On the first full day of our pilgrimage, my amazement grew as each new site increased in importance. I was in awe when we visited the place where some of the prophets are buried. Then we visited the place where the greatest of the prophets, John the Baptist, was born. As we approached the place of the birth of the Messiah — of God on earth — I simply didn’t know what to think.
After lunch, we arrived at the Church of the Nativity. It is one of the oldest churches still in existence. The doorway is very low, so that visitors must bow in order to enter.
Underneath the church is the Grotto of the Nativity, where the place of Jesus’ birth is marked with a metal star on the floor. Nearby, in the same chapel, is the place where Jesus was laid in the manger. We listened to the chanting of the Gospel and then venerated the place of the Nativity as we sang the Troparion of the Nativity.

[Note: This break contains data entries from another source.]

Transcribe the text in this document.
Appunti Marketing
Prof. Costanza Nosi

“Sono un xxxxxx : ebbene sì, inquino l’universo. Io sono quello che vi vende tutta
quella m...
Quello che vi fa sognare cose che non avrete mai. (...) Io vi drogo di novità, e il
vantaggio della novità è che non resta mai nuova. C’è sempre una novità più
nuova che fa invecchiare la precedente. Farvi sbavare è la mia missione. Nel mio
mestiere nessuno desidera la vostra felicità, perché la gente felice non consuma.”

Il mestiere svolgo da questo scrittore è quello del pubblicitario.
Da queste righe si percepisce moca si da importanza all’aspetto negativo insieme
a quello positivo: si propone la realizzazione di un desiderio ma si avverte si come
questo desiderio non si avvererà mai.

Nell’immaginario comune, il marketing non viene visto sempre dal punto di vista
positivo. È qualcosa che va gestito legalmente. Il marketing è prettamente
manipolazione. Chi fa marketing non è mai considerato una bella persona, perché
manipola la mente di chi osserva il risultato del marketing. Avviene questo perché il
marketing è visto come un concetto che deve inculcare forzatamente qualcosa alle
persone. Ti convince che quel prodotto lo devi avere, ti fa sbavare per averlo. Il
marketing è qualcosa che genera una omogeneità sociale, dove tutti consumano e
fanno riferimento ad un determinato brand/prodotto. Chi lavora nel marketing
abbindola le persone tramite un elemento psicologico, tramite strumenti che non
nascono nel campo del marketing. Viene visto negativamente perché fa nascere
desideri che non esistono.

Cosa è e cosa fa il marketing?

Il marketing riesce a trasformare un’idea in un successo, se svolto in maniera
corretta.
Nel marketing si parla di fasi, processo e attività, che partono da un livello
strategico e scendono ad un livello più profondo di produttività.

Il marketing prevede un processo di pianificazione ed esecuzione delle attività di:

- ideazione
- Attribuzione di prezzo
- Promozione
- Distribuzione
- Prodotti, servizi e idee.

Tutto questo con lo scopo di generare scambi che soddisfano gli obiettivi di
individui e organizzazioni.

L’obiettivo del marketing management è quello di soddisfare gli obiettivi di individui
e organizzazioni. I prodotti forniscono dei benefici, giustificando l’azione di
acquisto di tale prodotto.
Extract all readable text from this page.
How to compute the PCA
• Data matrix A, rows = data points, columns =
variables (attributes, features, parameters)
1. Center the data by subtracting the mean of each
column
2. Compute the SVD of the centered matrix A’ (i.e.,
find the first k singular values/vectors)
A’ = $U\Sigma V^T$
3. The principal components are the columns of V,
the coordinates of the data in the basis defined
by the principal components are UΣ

I was overwhelmed and nervous to venerate this holy spot, especially as we were being urged to move quickly. As I kneeled down and leaned over to kiss the star on the floor, my metal water bottle fell out of the side pouch of my backpack and crashed loudly on the marble floor near the star. Someone picked it up for me. I tried to touch my chotki to the star, but because it was attached to my belt I couldn’t reach it there. I awkwardly got up. I quickly understood that Jesus was allowing me to be humbled in the very place where he humbled himself by becoming man.
Then I walked a few steps over to the place where Jesus was laid in the manger. It was slightly less chaotic there. I stood there quietly for a few moments and said in my heart to Jesus, “I don’t know how to pray here. I don’t know what to think about in this place where you have lain.”
Immediately, an image came to my mind: I saw myself receiving the Eucharist. Then I understood, and exclaimed to Jesus, “Oh, I’ve experienced this before! You lay in me every time I receive Communion!”
At that moment I began to relax. The places I visited in the Holy Land were not actually foreign to me. I had already experienced these mysteries interiorly, in the liturgy, and in the mysteries of the church.
As I look back on the experience of our pilgrimage, I realize that I didn’t need to figure out how to think or how to pray. God was giving himself to me, and my job was to open to receive him. This is what he continues to do in every moment of our lives.
During this Feast of the Nativity, may we humbly accept our weaknesses, allowing them to be places where Jesus lays down in us so that we can give him to the world.